We can then also inspect the graph with plotting utilities from the 
[Rgraphviz](https://bioconductor.org/packages/Rgraphviz)
package:

```{r corum-subunit3, message = FALSE, eval = FALSE}
plot(cdk2.glist[[1]], main = names(cdk2.glist)[1])
```

# Check: extract BioPlex PPIs for a CORUM complex

Get the latest version of the 293T PPI network:

```{r bioplex293T}
bp.293t <- getBioPlex(cell.line = "293T", version = "3.0")
```

Turn the BioPlex PPI network into one big graph where bait and prey relationship
are represented by directed edges from bait to prey.

```{r bpgraph}
bp.gr <- bioplex2graph(bp.293t)
```

Now we can also easily pull out a BioPlex subnetwork for a CORUM complex
of interest:

```{r}
n <- graph::nodes(cdk2.glist[[1]])
bp.sgr <- graph::subGraph(n, bp.gr)
bp.sgr
```

# Check: identify interacting domains for a PFAM domain of interest

Add PFAM domain annotations to the node metadata:

```{r}
bp.gr <- BioPlex::annotatePFAM(bp.gr, orgdb)
```

Create a map from PFAM to UNIPROT:

```{r}
unip2pfam <- graph::nodeData(bp.gr, graph::nodes(bp.gr), "PFAM")
pfam2unip <- stack(unip2pfam)
pfam2unip <- split(as.character(pfam2unip$ind), pfam2unip$values)
head(pfam2unip, 2)
```

Let's focus on [PF02023](http://pfam.xfam.org/family/PF02023), corresponding to the
zinc finger-associated SCAN domain.
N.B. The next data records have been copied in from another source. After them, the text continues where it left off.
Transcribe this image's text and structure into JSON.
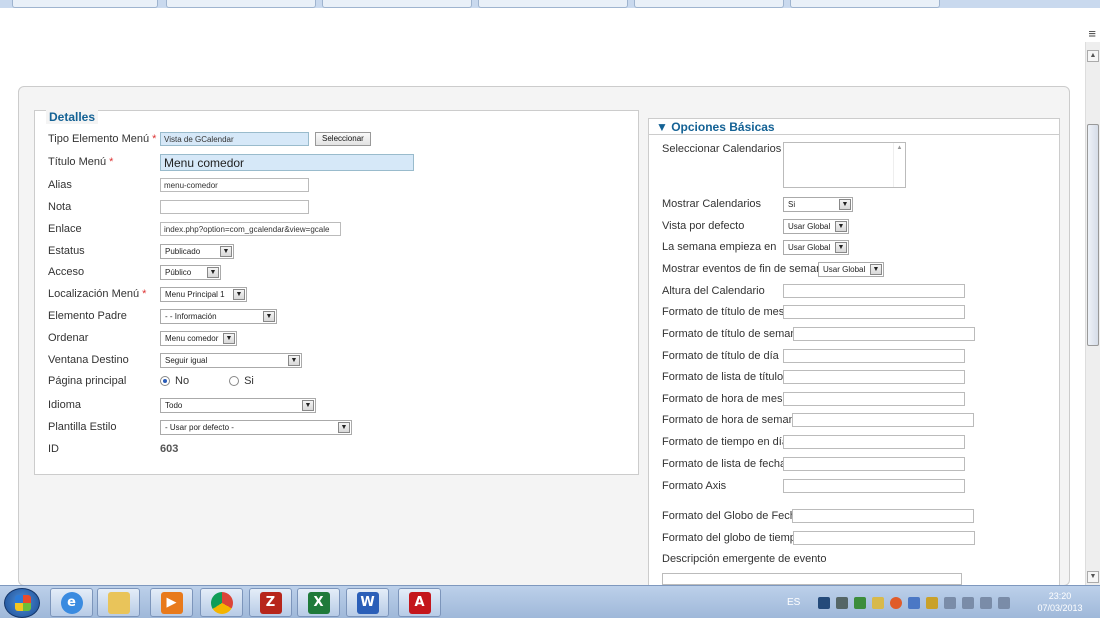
{
  "browser": {
    "menu_glyph": "≡"
  },
  "details": {
    "legend": "Detalles",
    "tipo_label": "Tipo Elemento Menú",
    "tipo_value": "Vista de GCalendar",
    "seleccionar_button": "Seleccionar",
    "titulo_label": "Título Menú",
    "titulo_value": "Menu comedor",
    "alias_label": "Alias",
    "alias_value": "menu-comedor",
    "nota_label": "Nota",
    "nota_value": "",
    "enlace_label": "Enlace",
    "enlace_value": "index.php?option=com_gcalendar&view=gcale",
    "estatus_label": "Estatus",
    "estatus_value": "Publicado",
    "acceso_label": "Acceso",
    "acceso_value": "Público",
    "localizacion_label": "Localización Menú",
    "localizacion_value": "Menu Principal 1",
    "padre_label": "Elemento Padre",
    "padre_value": "- - Información",
    "ordenar_label": "Ordenar",
    "ordenar_value": "Menu comedor",
    "ventana_label": "Ventana Destino",
    "ventana_value": "Seguir igual",
    "principal_label": "Página principal",
    "principal_no": "No",
    "principal_si": "Si",
    "principal_selected": "No",
    "idioma_label": "Idioma",
    "idioma_value": "Todo",
    "plantilla_label": "Plantilla Estilo",
    "plantilla_value": "- Usar por defecto -",
    "id_label": "ID",
    "id_value": "603",
    "required_mark": "*"
  },
  "options": {
    "title": "▼ Opciones Básicas",
    "calendarios_label": "Seleccionar Calendarios",
    "mostrar_cal_label": "Mostrar Calendarios",
    "mostrar_cal_value": "Si",
    "vista_label": "Vista por defecto",
    "vista_value": "Usar Global",
    "semana_label": "La semana empieza en",
    "semana_value": "Usar Global",
    "finde_label": "Mostrar eventos de fin de semana",
    "finde_value": "Usar Global",
    "altura_label": "Altura del Calendario",
    "titulo_mes_label": "Formato de título de mes",
    "titulo_semana_label": "Formato de título de semana",
    "titulo_dia_label": "Formato de título de día",
    "lista_titulo_label": "Formato de lista de título",
    "hora_mes_label": "Formato de hora de mes",
    "hora_semana_label": "Formato de hora de semana",
    "tiempo_dia_label": "Formato de tiempo en día",
    "lista_fecha_label": "Formato de lista de fecha",
    "axis_label": "Formato Axis",
    "globo_fecha_label": "Formato del Globo de Fecha",
    "globo_tiempo_label": "Formato del globo de tiempo",
    "descripcion_label": "Descripción emergente de evento"
  },
  "taskbar": {
    "lang": "ES",
    "time": "23:20",
    "date": "07/03/2013",
    "apps": [
      "internet-explorer",
      "file-explorer",
      "media-player",
      "chrome",
      "filezilla",
      "excel",
      "word",
      "acrobat"
    ]
  },
  "colors": {
    "accent": "#146295",
    "required": "#dd3333",
    "highlight_field": "#d6e8f8"
  }
}
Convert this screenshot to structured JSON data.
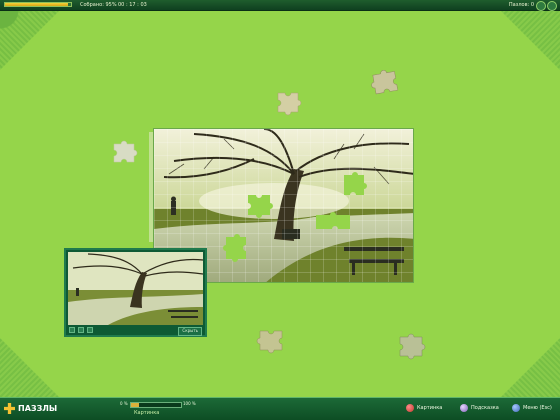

For each protein containing the SCAN domain,
we now extract PFAM domains connected to the SCAN domain by an edge in the BioPlex network.

```{r}
scan.unip <- pfam2unip[["PF02023"]]
getIAPfams <- function(n) graph::nodeData(bp.gr, graph::edges(bp.gr)[[n]], "PFAM")
unip2iapfams <- lapply(scan.unip, getIAPfams)
unip2iapfams <- lapply(unip2iapfams, unlist)
names(unip2iapfams) <- scan.unip
```

Looking at the top 5 PFAM domains most frequently connected to the SCAN domain 
by an edge in the BioPlex network ...

```{r}
pfam2iapfams <- unlist(unip2iapfams)
sort(table(pfam2iapfams), decreasing = TRUE)[1:5]
```

... we find [PF02023](http://pfam.xfam.org/family/PF02023), the SCAN domain itself,
and [PF00096](http://pfam.xfam.org/family/PF00096), a C2H2 type zinc finger domain.
This finding is consistent with results reported in the
[BioPlex 3.0 publication](https://doi.org/10.1016/j.cell.2021.04.011).


See also the 
[PFAM domain-domain association analysis vignette](https://ccb-hms.github.io/BioPlexAnalysis/articles/PFAM.html)
for a more comprehensive analysis of PFAM domain associations in the BioPlex network.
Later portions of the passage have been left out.